As before, we can combine computing multiple statistics in multiple windows to return a 2D numpy array:
d = ts.divergence([TEX, MER, CRL], indexes=[(0, 1), (0, 2)], windows=windows)
df = pd.DataFrame({"windows": windows[1:], "TEXvsMER": d[:, 0], "MERvsCRL": d[:, 1]})
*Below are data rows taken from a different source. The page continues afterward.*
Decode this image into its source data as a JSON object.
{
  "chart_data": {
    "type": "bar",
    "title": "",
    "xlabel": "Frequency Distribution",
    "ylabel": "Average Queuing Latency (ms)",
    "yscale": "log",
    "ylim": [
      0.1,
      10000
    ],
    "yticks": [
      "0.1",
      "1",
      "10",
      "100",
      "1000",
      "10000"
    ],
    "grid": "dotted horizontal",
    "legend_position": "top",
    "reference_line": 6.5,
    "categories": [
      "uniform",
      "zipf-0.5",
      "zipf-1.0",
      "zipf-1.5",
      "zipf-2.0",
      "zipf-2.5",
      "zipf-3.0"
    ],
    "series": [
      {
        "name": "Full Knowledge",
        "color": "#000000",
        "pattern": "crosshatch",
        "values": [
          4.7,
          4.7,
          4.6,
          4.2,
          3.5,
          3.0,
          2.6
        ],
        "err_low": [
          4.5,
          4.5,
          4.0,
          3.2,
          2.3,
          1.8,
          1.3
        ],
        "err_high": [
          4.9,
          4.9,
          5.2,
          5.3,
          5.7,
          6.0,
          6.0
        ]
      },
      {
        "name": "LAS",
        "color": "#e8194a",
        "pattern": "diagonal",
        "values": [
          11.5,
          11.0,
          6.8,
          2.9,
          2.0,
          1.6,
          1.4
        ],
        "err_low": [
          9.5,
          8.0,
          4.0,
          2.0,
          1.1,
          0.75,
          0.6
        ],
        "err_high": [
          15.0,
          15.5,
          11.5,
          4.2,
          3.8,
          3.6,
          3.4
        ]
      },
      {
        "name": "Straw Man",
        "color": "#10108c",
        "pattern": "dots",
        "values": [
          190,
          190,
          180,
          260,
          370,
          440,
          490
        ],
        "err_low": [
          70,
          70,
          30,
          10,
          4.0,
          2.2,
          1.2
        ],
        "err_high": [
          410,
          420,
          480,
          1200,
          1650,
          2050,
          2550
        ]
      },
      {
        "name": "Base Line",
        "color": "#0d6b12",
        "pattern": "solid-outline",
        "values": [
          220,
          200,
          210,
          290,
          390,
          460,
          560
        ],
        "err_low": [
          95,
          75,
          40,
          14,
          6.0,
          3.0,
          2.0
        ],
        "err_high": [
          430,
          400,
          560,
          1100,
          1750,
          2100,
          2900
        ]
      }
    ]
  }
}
for column in df.columns[1:]:
df[column] = df[column].map(lambda x: f"{x:.3G}")
df
| windows | TEXvsMER | MERvsCRL | |
|---|---|---|---|
| 0 | 5000000 | 6.22E-06 | 6.21E-06 |
| 1 | 10000000 | 5.47E-06 | 5.54E-06 |
| 2 | 15000000 | 5.57E-06 | 5.63E-06 |
| 3 | 20000000 | 5.77E-06 | 5.64E-06 |
| 4 | 25000000 | 6.07E-06 | 6.01E-06 |
| 5 | 30000000 | 6.45E-06 | 6.47E-06 |
| 6 | 35000000 | 5.36E-06 | 5.44E-06 |
| 7 | 40000000 | 6.07E-06 | 6.09E-06 |
| 8 | 44077779 | 6.77E-06 | 6.84E-06 |
Each row again corresponds to a window, which contains the average divergence values between the chosen sets.